Fabry disease - Leidensweg diagnostics

Fabry disease is a rare heritable genetic defect that is triggered by a partial or complete deficiency in a particular enzyme. Until Fabry disease is diagnosed, most patients have a veritable odyssey behind them. The enzyme alpha-galactosidase (also: alpha-GAL enzyme), which is missing the Fabry disease, is responsible for the breakdown of certain fatty substances in the body.

Disruption of fatty substances disturbed

If this process is disturbed, the substances can not be digested and degraded by the body. Instead, they deposit themselves in the cells of the entire body.

Such accumulations in blood vessels and tissues can lead to significant malfunction in important organ systems, for example:

  • in the heart
  • in the brain
  • in the kidneys

In the advanced stage, Fabry disease can even be life-threatening for those affected.

Fabry disease: diagnostics not easy

But diagnosing Fabry disease is not always easy. For the symptoms are multifaceted, often appear even in childhood or adolescence, change or reinforce quickly. Because of its rarity, the disease often remains unrecognized, misunderstood or even misdiagnosed. Statistically, the diagnosis of Fabry disease is not made until about 25 years. Until then, patients have consulted on average nine medical specialists, and their suffering is extremely high.

Often the family history gives a first suspicion. To confirm this, in men a simple blood test that detects the activity of the alpha-GAL enzyme is sufficient. In diseased women - despite clear disease symptoms - normal enzyme levels can be found. Therefore, for a clear diagnosis a somewhat more complex genetic analysis (duration: 1 to 2 months) is performed.

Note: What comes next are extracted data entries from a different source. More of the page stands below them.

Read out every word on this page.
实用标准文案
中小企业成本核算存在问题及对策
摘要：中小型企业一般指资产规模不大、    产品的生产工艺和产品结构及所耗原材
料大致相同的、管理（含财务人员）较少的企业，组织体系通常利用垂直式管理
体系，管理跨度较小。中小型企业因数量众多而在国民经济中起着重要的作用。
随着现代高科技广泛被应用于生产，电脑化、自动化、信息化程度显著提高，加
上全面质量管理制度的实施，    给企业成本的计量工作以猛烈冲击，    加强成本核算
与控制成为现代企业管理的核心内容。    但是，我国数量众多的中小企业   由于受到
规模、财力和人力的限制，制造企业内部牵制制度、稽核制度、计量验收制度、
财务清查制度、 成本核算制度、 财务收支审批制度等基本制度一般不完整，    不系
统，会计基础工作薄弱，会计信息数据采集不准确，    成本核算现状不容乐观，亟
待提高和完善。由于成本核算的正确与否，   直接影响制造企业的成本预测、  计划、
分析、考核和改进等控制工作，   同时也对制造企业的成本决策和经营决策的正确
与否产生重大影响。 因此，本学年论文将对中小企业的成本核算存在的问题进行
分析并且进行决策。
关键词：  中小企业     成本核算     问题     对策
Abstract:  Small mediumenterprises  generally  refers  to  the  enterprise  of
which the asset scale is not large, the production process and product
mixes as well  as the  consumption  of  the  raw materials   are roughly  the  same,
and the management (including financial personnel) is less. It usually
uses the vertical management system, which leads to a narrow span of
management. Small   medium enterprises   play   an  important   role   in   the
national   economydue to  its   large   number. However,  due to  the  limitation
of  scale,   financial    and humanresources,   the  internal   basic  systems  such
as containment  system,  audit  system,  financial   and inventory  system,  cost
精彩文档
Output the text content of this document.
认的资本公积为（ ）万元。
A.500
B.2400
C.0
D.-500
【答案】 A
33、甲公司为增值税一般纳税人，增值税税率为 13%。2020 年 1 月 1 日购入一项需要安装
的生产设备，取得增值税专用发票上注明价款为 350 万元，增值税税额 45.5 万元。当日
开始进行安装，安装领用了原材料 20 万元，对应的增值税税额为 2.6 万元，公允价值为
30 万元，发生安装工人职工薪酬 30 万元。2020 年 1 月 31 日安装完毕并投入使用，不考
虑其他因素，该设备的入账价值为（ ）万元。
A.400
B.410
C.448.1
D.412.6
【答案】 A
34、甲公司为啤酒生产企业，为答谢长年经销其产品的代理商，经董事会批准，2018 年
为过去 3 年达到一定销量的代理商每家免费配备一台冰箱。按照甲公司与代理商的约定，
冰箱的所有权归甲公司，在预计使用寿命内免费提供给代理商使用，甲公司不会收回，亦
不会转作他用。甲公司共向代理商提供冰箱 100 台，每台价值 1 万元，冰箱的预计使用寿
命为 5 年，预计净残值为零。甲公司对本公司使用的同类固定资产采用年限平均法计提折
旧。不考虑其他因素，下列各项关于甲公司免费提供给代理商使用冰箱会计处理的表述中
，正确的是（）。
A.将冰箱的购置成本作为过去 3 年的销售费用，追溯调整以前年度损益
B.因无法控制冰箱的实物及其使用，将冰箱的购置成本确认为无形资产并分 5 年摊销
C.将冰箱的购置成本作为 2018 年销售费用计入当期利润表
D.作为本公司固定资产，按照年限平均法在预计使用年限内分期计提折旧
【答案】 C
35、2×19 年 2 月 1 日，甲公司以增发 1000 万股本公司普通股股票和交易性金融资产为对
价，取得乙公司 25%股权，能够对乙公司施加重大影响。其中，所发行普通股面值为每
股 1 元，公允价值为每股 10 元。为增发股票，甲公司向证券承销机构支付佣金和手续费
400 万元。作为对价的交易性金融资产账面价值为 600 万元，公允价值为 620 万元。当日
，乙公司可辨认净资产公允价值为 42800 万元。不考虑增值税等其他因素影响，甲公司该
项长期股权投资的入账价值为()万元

Fabry disease: symptoms and signs

These are typical symptoms of Fabry disease:

  • Typical of the disease are intense, burning pains in the hands and feet that can radiate throughout the body. They usually occur in children and adolescents. The pain can persist (chronic) or occur in an episodic manner in so-called Fabry crises and then last for minutes or days.
  • Most Fabry disease patients sweat little or not at all, which can trigger fever, as the body can no longer regulate its temperature.
  • Very often, and usually already in adolescence, there are reddish-purple rashes in the area between the navel and knees, at which the disease is often recognized. They can be a few millimeters to pinhead size.
  • Many Fabry disease patients have ailments in the gastrointestinal tract, especially after food intake; sometimes diarrhea and nausea are added.
  • Rather, in adulthood and as a result of an already existing disease it comes to heart disorders (eg cardiac arrhythmia, myocardial insufficiency, coronary artery occlusion) and renal function is reduced (up to dialysis duty).
  • Damage to the blood vessels in the brain is expressed by dizziness and headache, in the worst case threatens an early stroke.
  • Some patients with Fabry Disease experience radiating cloudiness of the cornea, but this does not affect their vision and can also be used for initial diagnosis.

Important: Not all Fabry disease patients experience all the symptoms (simultaneously). Unfortunately, the current absence of a symptom does not mean that it can not be set yet. Women often have a milder course of Fabry disease.